De son côté, l'avocat-criminaliste Walid Hijazi a admis avoir été étonné par la décision du juge François Huot de réinterpréter le Code criminel.

«Beaucoup d’avocats et de juristes ont été surpris de voir que le juge a essentiellement coupé la poire en deux. En gros, d’un côté on demandait 150 ans [de prison] et les avocats de Bissonnette disaient “non non, vous devez enlever du Code criminel le pouvoir d’un juge d’imposer des peines cumulatives de 25 ans”. Ce que le juge a fait, en bout de piste, c’est qu’il dit très clairement qu’un tueur en série ou qui a tué plusieurs personnes doit être puni plus sévèrement. Partant de là, il a interprété la loi de façon à se donner le pouvoir de punir plus sévèrement que 25 ans, mais sans être soumis à des blocs de 25 ans», a résumé M. Hijazi, ce qui a débouché au final sur une peine de 40 ans.

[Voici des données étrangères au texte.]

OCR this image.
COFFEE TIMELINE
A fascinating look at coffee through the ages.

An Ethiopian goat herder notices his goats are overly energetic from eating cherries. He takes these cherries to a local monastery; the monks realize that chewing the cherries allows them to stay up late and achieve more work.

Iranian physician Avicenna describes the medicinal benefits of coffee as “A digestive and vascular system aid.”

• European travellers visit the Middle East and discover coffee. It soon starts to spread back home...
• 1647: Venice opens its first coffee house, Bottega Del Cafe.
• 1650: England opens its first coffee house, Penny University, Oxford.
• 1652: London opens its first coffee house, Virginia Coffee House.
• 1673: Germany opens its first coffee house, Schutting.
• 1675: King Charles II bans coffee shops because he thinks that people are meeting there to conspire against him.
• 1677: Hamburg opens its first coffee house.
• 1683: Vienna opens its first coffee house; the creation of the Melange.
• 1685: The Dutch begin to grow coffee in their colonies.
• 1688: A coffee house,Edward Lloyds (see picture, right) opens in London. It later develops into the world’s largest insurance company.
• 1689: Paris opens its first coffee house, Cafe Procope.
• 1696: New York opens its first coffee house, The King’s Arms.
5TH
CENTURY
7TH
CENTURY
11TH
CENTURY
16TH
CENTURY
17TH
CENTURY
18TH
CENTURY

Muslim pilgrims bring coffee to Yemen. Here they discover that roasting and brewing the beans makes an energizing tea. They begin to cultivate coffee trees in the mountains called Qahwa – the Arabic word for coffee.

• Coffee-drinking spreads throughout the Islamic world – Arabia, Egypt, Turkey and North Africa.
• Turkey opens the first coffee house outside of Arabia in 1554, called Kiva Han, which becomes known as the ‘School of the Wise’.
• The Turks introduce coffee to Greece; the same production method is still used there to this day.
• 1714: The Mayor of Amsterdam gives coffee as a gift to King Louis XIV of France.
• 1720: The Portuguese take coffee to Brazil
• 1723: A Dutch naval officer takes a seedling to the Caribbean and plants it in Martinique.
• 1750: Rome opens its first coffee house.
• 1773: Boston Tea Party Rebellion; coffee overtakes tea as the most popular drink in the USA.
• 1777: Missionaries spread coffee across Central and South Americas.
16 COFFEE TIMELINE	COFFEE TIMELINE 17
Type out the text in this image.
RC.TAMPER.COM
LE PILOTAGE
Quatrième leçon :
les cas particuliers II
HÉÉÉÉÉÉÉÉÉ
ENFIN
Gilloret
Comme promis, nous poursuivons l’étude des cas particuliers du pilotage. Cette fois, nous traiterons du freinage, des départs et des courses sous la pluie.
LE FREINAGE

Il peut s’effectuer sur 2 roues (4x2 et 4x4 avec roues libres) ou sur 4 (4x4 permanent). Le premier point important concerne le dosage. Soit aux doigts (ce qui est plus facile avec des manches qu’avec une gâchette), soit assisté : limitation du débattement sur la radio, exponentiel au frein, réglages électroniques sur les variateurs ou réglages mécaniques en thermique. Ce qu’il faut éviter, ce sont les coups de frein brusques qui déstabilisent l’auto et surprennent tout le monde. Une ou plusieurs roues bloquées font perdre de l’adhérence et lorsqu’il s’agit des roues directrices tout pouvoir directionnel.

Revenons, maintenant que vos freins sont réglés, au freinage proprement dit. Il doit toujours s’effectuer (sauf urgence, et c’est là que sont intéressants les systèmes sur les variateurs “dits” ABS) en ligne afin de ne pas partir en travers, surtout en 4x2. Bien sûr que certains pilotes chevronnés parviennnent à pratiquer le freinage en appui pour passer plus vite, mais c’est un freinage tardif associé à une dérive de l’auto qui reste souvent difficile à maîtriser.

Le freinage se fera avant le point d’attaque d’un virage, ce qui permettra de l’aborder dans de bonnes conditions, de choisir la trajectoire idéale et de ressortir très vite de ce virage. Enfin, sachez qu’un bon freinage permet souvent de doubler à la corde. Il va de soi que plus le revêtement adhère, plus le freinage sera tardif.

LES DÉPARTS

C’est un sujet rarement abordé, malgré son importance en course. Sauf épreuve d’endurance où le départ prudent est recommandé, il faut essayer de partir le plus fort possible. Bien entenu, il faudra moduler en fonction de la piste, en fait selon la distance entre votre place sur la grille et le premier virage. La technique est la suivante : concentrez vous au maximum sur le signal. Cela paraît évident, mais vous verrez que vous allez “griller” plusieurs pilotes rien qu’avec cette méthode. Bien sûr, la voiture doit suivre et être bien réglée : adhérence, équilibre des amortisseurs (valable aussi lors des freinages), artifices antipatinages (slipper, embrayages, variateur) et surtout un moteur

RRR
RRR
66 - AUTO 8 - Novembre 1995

«La communauté juridique et les avocats de la poursuite et de la défense vont étudier le jugement. Ils ont 30 jours pour porter la cause en appel», a poursuivi l’avocat-criminaliste, qui croit que le plus haut tribunal du pays va être saisi du dossier de Bissonnette.

«On peut raisonnablement prévoir que la Cour suprême va se prononcer d’ici 18 mois ou deux ans», a-t-il indiqué.

Peine trop clémente, selon Mohamed Labidi

L’ancien président du Centre culturel islamique de Québec Mohamed Labidi croit que la peine infligée à Alexandre Bissonnette est trop clémente.

«Moi, personnellement, je vois que justice n’a pas été faite et que la justice n’a pas dit son dernier mot. Je souhaiterais que cette cause soit portée en appel», a indiqué M. Labidi lors d’une entrevue accordée samedi matin à LCN.

«On ne s’attendait pas à une telle sentence, une telle clémence du juge. J’ai suivi le procès, j’étais presque tout le temps à la salle d’audience, je pense que les témoignages que les familles des victimes ont livrés, que moi-même j’ai livré et que plusieurs leaders de la communauté ont livrés étaient convaincants pour infliger le maximum de peine à ce crime sordide», a poursuivi M. Labidi, dont la voiture avait été incendiée en août 2017.

Selon M. Labidi, la peine de Bissonnette aurait pu être de 60 ou 70 ans «pour laisser un peu de lueurs d’espoir, mais pas 40 ans comme ça».

«Il y a toute une procédure à faire, on va attendre», a souligné M. Labidi, qui souhaite que la cause soit portée en appel par le ministère public.